Долго царит тишина; возможно, охранник – опытный оперативник. Сигруд задерживает дыхание.
Затем раздается громкий скрип, оглушительный треск и пронзительный вопль ужаса, который быстро затихает. Потом двумя этажами ниже слышен грохот. И тишина.
Сигруд злобно скалится. «Так приятно, – думает он, – когда все идет по плану».
Он выпрыгивает из окна, хватается за веревку и поднимается на четвертый этаж.
* * *
Кхадсе вытаскивает свой пистолет и взмахом руки приказывает двум товарищам занять позиции вокруг верхней части лестницы. Там, внизу, кто-то есть, и, судя по грохоту, крикам и последующей тишине, похоже, вся прочая его команда обезврежена.
Он морщится, размышляя: «Сколько их там? Пять? Десять? Как они нас выследили?
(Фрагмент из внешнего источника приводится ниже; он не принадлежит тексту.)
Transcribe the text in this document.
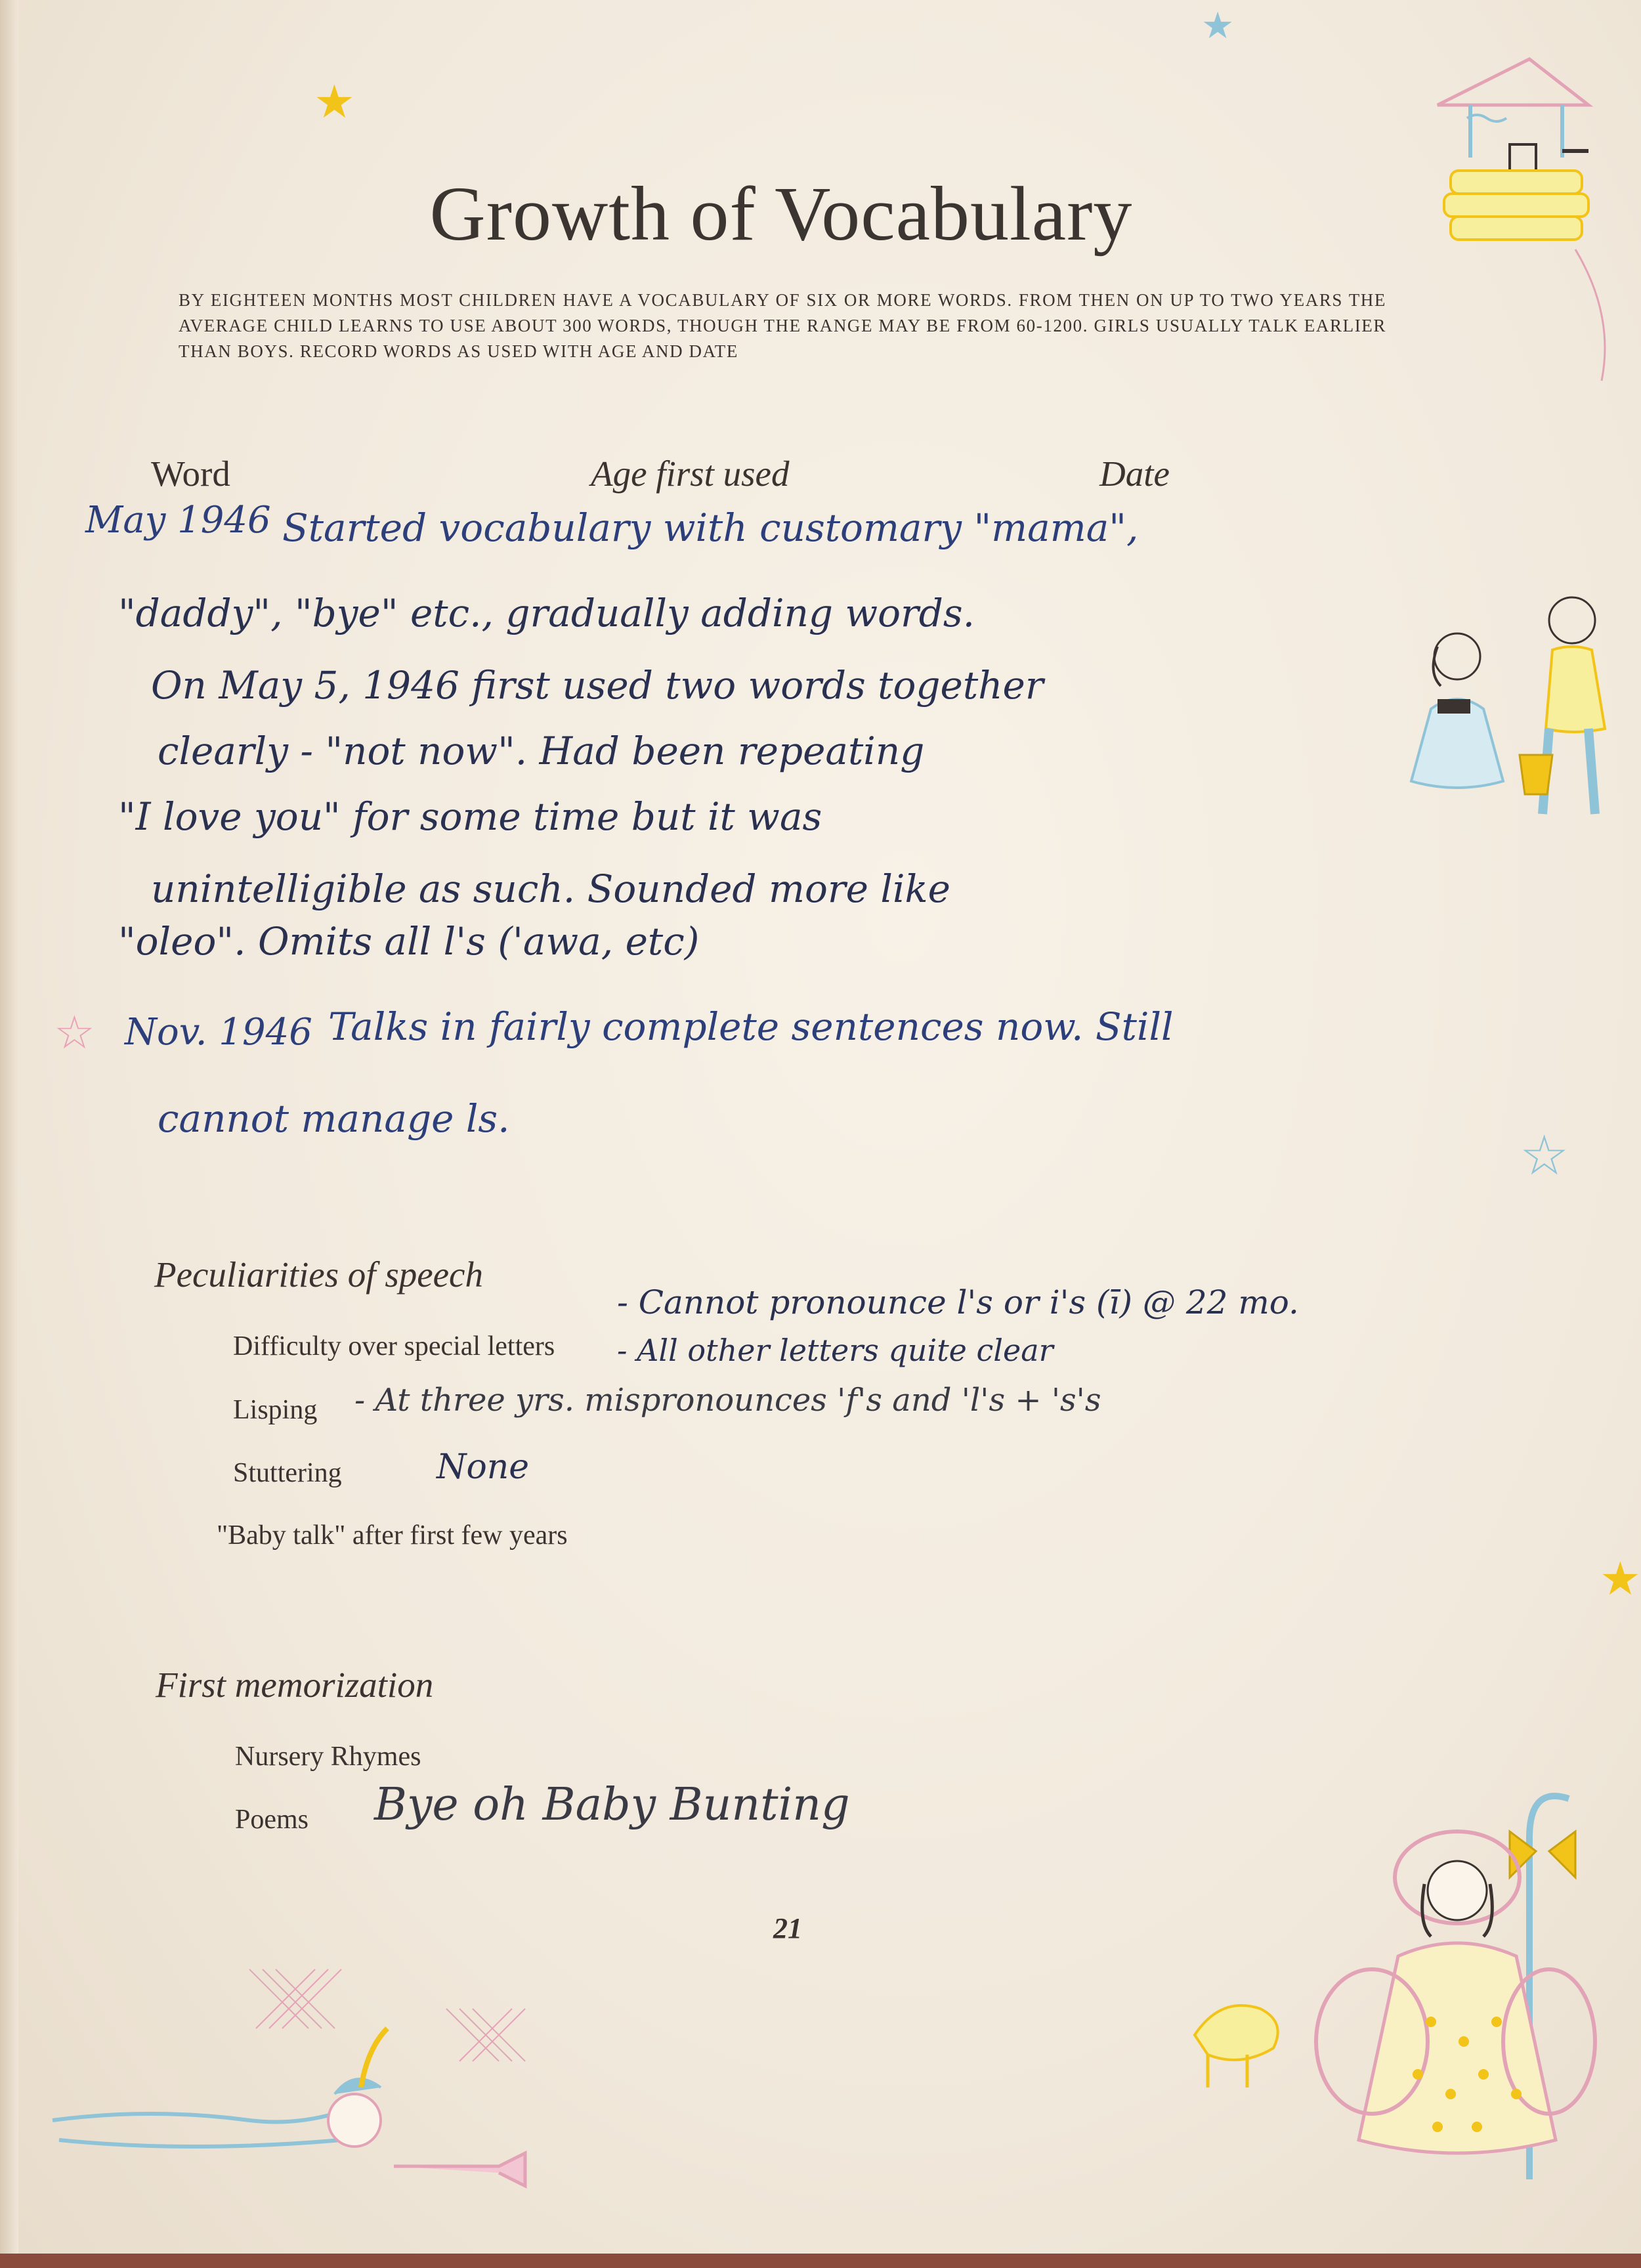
★
★
★
☆
☆
Growth of Vocabulary
BY EIGHTEEN MONTHS MOST CHILDREN HAVE A VOCABULARY OF SIX OR MORE WORDS. FROM THEN ON UP TO TWO YEARS THE AVERAGE CHILD LEARNS TO USE ABOUT 300 WORDS, THOUGH THE RANGE MAY BE FROM 60-1200. GIRLS USUALLY TALK EARLIER THAN BOYS. RECORD WORDS AS USED WITH AGE AND DATE
Word	Age first used	Date
May 1946 Started vocabulary with customary "mama",
"daddy", "bye" etc., gradually adding words.
On May 5, 1946 first used two words together
clearly - "not now". Had been repeating
"I love you" for some time but it was
unintelligible as such. Sounded more like
"oleo". Omits all l's ('awa, etc)
Nov. 1946 Talks in fairly complete sentences now. Still
cannot manage ls.
Peculiarities of speech
Difficulty over special letters
- Cannot pronounce l's or i's (ī) @ 22 mo.
- All other letters quite clear
Lisping - At three yrs. mispronounces 'f's and 'l's + 's's
Stuttering	None
"Baby talk" after first few years
First memorization
Nursery Rhymes
Poems Bye oh Baby Bunting
21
Откуда узнали?» Ему не нравится мысль, что придется с боем выбираться отсюда с двумя оставшимися членами команды.
Зденич смотрит на него.
– Что предпримем?
Кхадсе подносит палец к губам. Скорее всего, они в ловушке здесь, наверху, если противники привели полноценный отряд. Лучшим вариантом было бы найти другой выход с четвертого этажа, но Кхадсе приложил прорву усилий к тому, чтобы его не было. Значит, остается только одно.
– Затаимся, – шепчет Кхадсе. – Пусть они сделают первый ход.
– Мы здесь застряли, как омары в ловушке! – паникует Альжбета.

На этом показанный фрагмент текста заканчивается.